The proof of the Budget will be in the bouncing, perhaps. Or perhaps not. It’s now more common for commentators to observe that no one may be listening to the Government anymore But the question that should be asked hasn’t been yet: does the Government have anything to say?

Both Kevin Rudd and Wayne Swan honed their skills in the Goss political machine in Queensland in the late ’80s and early ’90s. The one thing any observer or participant in Goss campaigns will tell you is that they were ruthlessly on message. The campaign themes were both difficult to counter and pithy — being reflections of what the punters themselves had been saying in focus groups.

Peter Beattie’s “smart-state” mantra has been cut from the same cloth.

Despite paroxysms of praise from columnists in The Australian, it’s hard to see how the Costello Budget communicates a pithy message for voters about the future. Labor has been working hard on framing it as cynical and too clever by half. And as having “failed the future test”.

But how is the Government selling it?

The difficulty with lots of small (but expensive) policies directed to a grab-bag of electoral demographics — pensioners, superannuants, carers, and so on — is that they don’t easily add up to an overall narrative that the electorate as a whole will be interested in.
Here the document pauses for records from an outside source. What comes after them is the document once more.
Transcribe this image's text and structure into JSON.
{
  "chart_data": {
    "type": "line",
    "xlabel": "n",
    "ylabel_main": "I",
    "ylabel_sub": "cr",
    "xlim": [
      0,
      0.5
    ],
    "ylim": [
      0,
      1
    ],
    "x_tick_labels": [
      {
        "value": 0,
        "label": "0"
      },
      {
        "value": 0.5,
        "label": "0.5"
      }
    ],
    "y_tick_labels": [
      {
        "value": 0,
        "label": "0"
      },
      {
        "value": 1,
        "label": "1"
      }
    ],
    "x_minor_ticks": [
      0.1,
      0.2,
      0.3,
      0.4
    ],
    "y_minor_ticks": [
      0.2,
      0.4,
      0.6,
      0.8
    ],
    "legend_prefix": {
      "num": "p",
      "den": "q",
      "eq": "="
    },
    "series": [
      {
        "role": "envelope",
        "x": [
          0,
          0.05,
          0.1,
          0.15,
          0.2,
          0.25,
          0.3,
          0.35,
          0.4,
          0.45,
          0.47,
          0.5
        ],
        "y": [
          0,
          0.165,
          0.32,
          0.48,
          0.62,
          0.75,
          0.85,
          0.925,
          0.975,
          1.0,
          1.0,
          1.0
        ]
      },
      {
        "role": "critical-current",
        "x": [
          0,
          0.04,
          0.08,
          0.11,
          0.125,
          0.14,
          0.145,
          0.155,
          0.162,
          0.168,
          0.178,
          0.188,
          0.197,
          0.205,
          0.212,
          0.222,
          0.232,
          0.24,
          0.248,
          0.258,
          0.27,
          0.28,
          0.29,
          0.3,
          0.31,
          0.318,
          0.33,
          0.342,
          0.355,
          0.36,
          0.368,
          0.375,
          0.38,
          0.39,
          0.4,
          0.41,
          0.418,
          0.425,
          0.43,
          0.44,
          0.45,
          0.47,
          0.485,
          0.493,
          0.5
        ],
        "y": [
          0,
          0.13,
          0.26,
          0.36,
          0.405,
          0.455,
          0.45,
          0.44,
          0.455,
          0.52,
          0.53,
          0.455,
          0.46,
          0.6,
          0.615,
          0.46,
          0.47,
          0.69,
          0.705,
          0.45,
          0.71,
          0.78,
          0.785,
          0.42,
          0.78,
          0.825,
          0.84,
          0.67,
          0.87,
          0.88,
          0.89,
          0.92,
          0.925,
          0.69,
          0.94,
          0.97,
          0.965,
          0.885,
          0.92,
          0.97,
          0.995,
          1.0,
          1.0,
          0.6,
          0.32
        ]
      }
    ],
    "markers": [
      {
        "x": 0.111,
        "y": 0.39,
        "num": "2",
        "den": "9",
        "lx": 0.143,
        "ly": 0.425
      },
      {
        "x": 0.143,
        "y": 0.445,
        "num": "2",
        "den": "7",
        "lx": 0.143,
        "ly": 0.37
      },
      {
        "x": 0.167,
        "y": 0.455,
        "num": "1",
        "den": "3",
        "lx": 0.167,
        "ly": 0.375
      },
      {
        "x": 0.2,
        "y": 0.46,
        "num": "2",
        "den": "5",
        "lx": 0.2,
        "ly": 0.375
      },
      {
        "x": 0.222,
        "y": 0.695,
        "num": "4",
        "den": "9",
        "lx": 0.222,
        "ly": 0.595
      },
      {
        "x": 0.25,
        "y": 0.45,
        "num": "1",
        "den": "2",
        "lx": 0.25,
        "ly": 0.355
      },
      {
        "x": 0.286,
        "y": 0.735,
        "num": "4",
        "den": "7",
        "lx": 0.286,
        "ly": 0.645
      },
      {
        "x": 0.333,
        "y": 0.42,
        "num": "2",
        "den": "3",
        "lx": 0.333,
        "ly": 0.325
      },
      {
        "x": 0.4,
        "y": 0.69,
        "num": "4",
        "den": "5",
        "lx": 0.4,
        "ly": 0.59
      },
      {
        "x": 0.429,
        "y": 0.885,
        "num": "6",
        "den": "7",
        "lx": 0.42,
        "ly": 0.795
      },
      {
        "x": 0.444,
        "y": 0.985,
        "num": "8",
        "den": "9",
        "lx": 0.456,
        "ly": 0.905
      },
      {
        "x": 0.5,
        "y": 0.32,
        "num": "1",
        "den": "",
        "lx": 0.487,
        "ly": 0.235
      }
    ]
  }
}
The only real message the Government has is now a negative one. Four interest rate rises have taken the shine off its economic management credentials among voters, if not pundits. So Costello replicated his question time routine by going negative on Labor in the Budget speech. That’s a lot less effective than “we’ll protect you” in ’01 or “trust us on interest rates” in 04.

As I suspected he would, Rudd easily countered this by wearing his fiscal-conservative heart on his sleeve.

While columnists still ask whether Labor has scope for more spending, they’re asking the wrong question. Labor can better target spending, as with the proposal for trades centres in schools, because it is universal public provision not expensive symbolism like a few technical colleges or small grants to apprentices which cost heaps when they’re added up.

That’s the trick to the cooperative federalism card. Work with the states and pour modest amounts of money into services instead of going for the political headlines with symbolism and easily forgotten tax cuts and cheques.

Much of Rudd’s approach to education is already in effect in Queensland. Watch for more of the same, not huge dollar figures. And all wrapped up in a very clear and punchy message as were Rudd’s three priorities last night.